A few years ago I suggested that the reading if Eicha is a kiyum of kinos, not a chiyuv of kri'as hamegilah like other megilos. This is why the mes sofrim brings down that the reading must be accompanied by targum so that everyone can understand the message, and why women are obligated as well as men, and why it is read at night when our mourning is most intense, unlike other megilos that are read during the day. The mes sofrim writes that the megilah is read "b'bechi u'b'yilalah" -- perhaps there is no formal trop, but rather a chiyuv to read in a crying manner because it is a lamentation.

I saw in Rav Shternbruch's teshuvos another chidush din along these same lines. He suggests that there may not be a din of shomea k'oneh by eicha because kina is a personal expression of grief -- someone else can't express feeling or grieve on your behalf.  I like the idea, but the mes sofrim sounds like there was a chazan who read on behalf of everyone. Perhaps the idea in the mes sofrim is that aside from our grief as individuals, there is a concept of communal mourning. The reading of Eicha is not meant to fulfill our individual chovas hayachid of kina, in which case you would need to debate whether shomea k'oneh applies, but rather is a kiyum of a chovas hatzibur of communal mourning.



Wednesday, August 07, 2019

failure to learn from mistakes

Rashi explains that the list of places in the first pasuk in our parsha all are allusions to sins done in the midbar which Moshe was giving tochacha for. "Chatzeiros" alludes to the episode of Miriam's lashon ha'ra which the meraglim should have learned from but didn't. 

Mizrachi asks: Rashi comments that "Paran," mentioned earlier in the pasuk, alludes to the cheit hameraglim.
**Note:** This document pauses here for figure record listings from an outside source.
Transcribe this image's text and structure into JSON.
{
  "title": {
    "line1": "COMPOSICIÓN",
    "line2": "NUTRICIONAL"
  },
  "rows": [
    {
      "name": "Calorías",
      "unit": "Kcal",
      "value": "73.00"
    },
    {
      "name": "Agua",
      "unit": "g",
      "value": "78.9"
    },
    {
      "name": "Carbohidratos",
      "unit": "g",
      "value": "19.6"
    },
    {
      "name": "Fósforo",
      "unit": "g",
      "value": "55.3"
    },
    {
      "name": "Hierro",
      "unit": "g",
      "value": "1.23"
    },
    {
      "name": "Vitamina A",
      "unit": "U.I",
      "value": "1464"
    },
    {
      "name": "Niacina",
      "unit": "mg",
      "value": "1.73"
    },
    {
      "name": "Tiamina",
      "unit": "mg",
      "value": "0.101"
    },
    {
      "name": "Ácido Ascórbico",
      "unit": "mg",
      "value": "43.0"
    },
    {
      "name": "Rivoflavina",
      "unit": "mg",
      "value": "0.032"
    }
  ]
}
Why do we need two allusions -- Chatzeiros and Paran -- as tochacha for this same sin of the meraglim?


Maharal in Gur Aryeh answers (see Mizrachi for a different answer) that there are two different aspects to the meraglim episode, each of which independently is deserving of tochacha.  The first sin was the act of sending the spies, which demonstrated a lack of emunah -- Paran.  The second sin was the failure to take heed and learn from the example of Miriam -- Chatzeiros.  It's one thing to do wrong, but it's a far worse thing to do wrong when one should have known better.  The failure to learn a lesson is itself a crime.

The Sefas Emes writes that the tragedy of churban bayis sheni is more serious than churban bayis rishon (compare the 2000 years we have been in galus with the mere 70 years of galus between bayis rishon and bayis sheni) because before churban bayis rishon the people could perhaps have rationalized dismissing all the warning and nevuos -- they really believed the Mikdash would never be destroyed.  Yirmiyahu (7:4) quotes the false prophets who told the people, "Heichal Hashem, Heichal Hashem, Heichal Hashem!"  This is G-d's house -- nothing can happen to it.  Later, as Radak explains, Yirmiyahu (22:29)echoes back to them, "Eretz Eretz Eretz shim'i dvar Hashem..." that destruction will indeed come.  (BTW, there is one more pasuk in Tanach where you have a refrain repeated three times -- I'll leave it to you to figure out where it is.)  In the days of bayis sheni, those rationalizations could not hold water any more.  Once you see that the Mikdash can be destroyed, then you have no excuse not to think that it can happen again.  More than that -- failure to learn from what happened only compounds the sin the second time around.